Research grants in the arts are still extremely rare, poorly financed, and usually limited to three months (Corona time: six months); in science, this is the minimum time needed to formulate just the question for a three-year research project. Because of their different time horizons, art, science and social activist knowledge practically never meet on an equal footing as researchers.
It is precisely this sensitive gap that the FAeS wants to help close, with the aim of taking joint action. For, in sustainability and environmental policy, we are faced with the question as to why so little individual and collective action results from all the findings?
'Experimental' institutions of transformative research with basic funding, like the 'Research Institute for Sustainability | RIFS', can lead the way to a certain extent, but not in the necessary range, time and repose needed for the challenging and demanding art-science collaborations.
From the social science side, one can make the assumption that when the arts are included in research, the physical-existential dimension of the particular research question will play a greater role. Action (alternatives) and agents in the social world under investigation would become more presentable, more tangible; action itself is thus more probable. Therefore, the FAeS should be connected to a transformative institute with socially- oriented consulting dealing with problems at the interfaces of science and politics.
Ideally, therefore, the funds for the FAeS would not come from the culture department alone, but rather from the environment, culture, science and research departments on a proportional basis.

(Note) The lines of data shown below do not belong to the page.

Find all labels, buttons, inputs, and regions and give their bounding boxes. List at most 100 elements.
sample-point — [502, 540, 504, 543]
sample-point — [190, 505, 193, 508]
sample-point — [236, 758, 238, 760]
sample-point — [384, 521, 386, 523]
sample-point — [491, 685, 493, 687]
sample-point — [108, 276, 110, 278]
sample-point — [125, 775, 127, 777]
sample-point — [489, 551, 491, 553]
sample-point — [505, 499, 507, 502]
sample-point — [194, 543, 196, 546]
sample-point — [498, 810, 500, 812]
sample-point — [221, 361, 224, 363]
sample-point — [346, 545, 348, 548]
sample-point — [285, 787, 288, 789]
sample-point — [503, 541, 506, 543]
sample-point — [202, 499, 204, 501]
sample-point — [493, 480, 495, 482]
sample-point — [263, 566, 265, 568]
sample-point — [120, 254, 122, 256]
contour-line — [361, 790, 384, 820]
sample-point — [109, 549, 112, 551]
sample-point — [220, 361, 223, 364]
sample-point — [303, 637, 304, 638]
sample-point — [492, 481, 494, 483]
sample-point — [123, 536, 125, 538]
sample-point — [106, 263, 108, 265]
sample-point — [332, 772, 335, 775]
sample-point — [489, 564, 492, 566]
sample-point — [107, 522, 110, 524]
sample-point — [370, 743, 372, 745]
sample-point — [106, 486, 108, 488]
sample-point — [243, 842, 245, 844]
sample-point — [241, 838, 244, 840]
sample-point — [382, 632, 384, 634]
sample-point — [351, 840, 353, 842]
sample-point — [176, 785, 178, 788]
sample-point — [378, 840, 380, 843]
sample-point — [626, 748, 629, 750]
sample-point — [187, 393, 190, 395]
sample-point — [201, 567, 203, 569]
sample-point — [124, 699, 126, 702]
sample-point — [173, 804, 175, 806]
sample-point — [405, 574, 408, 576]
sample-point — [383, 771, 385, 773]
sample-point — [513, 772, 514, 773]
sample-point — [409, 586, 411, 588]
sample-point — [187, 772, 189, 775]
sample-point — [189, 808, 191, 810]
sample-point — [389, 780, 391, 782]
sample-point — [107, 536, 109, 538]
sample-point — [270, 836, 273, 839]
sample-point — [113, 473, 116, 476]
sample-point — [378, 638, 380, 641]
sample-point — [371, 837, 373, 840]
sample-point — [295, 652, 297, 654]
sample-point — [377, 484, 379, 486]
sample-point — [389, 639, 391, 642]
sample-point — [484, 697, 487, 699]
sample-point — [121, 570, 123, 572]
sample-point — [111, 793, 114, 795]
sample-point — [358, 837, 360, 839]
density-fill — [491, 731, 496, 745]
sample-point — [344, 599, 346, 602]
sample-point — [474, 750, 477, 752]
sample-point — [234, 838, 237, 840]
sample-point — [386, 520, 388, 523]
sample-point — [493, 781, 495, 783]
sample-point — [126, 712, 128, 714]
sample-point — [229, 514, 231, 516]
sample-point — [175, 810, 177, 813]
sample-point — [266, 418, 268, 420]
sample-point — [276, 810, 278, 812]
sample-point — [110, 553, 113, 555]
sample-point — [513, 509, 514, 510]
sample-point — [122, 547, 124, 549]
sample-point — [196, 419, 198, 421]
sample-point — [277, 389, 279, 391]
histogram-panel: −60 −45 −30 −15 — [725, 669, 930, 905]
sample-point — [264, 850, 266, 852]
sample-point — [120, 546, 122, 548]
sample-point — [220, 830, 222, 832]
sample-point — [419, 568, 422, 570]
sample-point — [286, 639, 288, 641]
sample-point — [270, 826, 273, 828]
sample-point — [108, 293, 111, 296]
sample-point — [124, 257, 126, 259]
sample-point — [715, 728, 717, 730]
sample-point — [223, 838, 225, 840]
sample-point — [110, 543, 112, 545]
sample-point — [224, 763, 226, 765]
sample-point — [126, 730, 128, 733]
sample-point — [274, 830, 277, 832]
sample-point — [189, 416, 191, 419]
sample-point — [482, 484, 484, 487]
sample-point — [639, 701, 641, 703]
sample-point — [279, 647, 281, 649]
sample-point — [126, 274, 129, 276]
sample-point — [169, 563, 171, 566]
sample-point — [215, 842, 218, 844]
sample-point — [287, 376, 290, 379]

The desideratum of a stronger cooperation between art and science in coping with social challenges does not only follow from the challenges themselves - keyword environment - and from the interests and aspirations of the artists. It also follows from the need to integrate and promote perspectives that have so far been underrepresented in science and research.
Artistic Practice after Corona
The Corona crisis is already changing artistic practices and formats, as well as funding needs and livelihoods. This will continue. Artists and the arts will need all the social legitimacy and visibility they can get. The FAeS can contribute to this by bringing together the experiences of the sciences, the arts, and socio-political movements, so that they mutually reinforce each other and have a broad impact on society.
We need a co-existence, not a juxtaposition, of different forms of knowledge. And an
open debate about whether a high-cost country like ours, which is evidently poor in natural resources and rich only in the resource of creativity, can afford to forego the skills and assets of artists in dealing with sustainabilitiy as the challenge of the century, or to keep them predominantly at, or below, subsistence level.